Action
anthropologist Terry Straus works with the city's Native Americans
as they strive to preserve their heritage and determine their
future.
About
five years ago,
Roxy Grignon heard someone calling her name from outside her Chicago
apartment. Looking down from her second-floor window, she saw
a young woman. When Grignon buzzed the woman up, she realized
that she was holding a baby. The mother told her how she was struggling
with drugs and had spent the night on the street. Grignon felt
she had to help, as both she and the mother shared a Native-American
heritage and had known each other previously on the Menominee
Indian Reservation in Wisconsin. With three grown daughters of
her own, Grignon became a licensed foster parent and has since
adopted the boy.
As
word spread, Grignon soon got more such pleas for help. Overwhelmed,
she began asking other Native Americans to serve as foster parents.
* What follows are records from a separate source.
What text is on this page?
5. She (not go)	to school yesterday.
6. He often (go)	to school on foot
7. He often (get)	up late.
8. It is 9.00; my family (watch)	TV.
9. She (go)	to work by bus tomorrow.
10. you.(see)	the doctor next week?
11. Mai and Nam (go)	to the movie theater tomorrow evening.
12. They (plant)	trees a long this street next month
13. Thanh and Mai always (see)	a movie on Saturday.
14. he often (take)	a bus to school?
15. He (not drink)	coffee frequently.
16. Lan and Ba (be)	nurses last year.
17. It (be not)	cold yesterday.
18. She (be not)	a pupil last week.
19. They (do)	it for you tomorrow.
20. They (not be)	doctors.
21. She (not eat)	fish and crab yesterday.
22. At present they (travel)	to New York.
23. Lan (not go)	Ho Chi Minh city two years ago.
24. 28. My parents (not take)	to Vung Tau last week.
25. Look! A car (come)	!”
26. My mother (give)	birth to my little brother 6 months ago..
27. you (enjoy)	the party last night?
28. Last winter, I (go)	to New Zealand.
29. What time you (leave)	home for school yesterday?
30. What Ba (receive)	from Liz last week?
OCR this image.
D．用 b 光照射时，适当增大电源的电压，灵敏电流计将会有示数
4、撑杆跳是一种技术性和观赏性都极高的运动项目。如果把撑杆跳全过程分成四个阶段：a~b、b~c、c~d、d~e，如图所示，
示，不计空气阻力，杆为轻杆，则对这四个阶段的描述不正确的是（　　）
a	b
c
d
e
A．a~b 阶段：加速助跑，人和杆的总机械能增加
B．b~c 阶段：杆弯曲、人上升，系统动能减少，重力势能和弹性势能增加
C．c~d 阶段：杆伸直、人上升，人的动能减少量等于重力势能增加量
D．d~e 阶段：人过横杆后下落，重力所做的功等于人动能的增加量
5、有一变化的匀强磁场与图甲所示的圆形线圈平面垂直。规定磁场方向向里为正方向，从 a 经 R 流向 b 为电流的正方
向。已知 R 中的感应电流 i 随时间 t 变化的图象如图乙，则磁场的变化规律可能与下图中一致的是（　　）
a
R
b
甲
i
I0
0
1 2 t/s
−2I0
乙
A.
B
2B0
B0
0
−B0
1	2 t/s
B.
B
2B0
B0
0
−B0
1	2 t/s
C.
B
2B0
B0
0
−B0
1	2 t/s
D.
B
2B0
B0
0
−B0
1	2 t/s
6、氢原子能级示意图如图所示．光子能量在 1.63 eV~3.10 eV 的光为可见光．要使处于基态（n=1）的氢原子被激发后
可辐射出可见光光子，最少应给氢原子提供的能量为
Then in 1997, the former entrepreneur and probation officer formed
the Native American Foster Parents Association (NAFPA), which
has since helped license 21 Native-American foster homes throughout
Illinois, with 59 licenses pending.
The
group has also designed a curriculum for social workers and juvenile-court
personnel on Native-American culture and the intent of the 1978
Indian Child Welfare Act, which sought to end decades of placing
Native-American children in non-Native-American homes. A recent
meeting with the Illinois Department of Children and Family Services
(DCFS) is expected to establish a protocol for linking the more
than 130 Native-American children in the state's foster-care system
with Native-American families. "This is important for the children's
culture and their identity," says Grignon, "and for the future
of our people."
Anthropologist
Anne Terry Sawyier Straus, AM'70, PhD'76, advises NAFPA on financial
and legal issues, helps it recruit Native Americans to serve as
foster parents, and advocates on its behalf. The group, says Straus,
a University of Chicago professorial lecturer, is an example of
the vibrancy and renewed activism of the city's Native Americans
at the end of the 20th century. "They are forcing the issue of
who should raise Indian children," she says, "and they are the
only group that has set about to educate social workers about
the law and to recruit foster parents. Their work shows how this
is an era of self-determination for Indian people."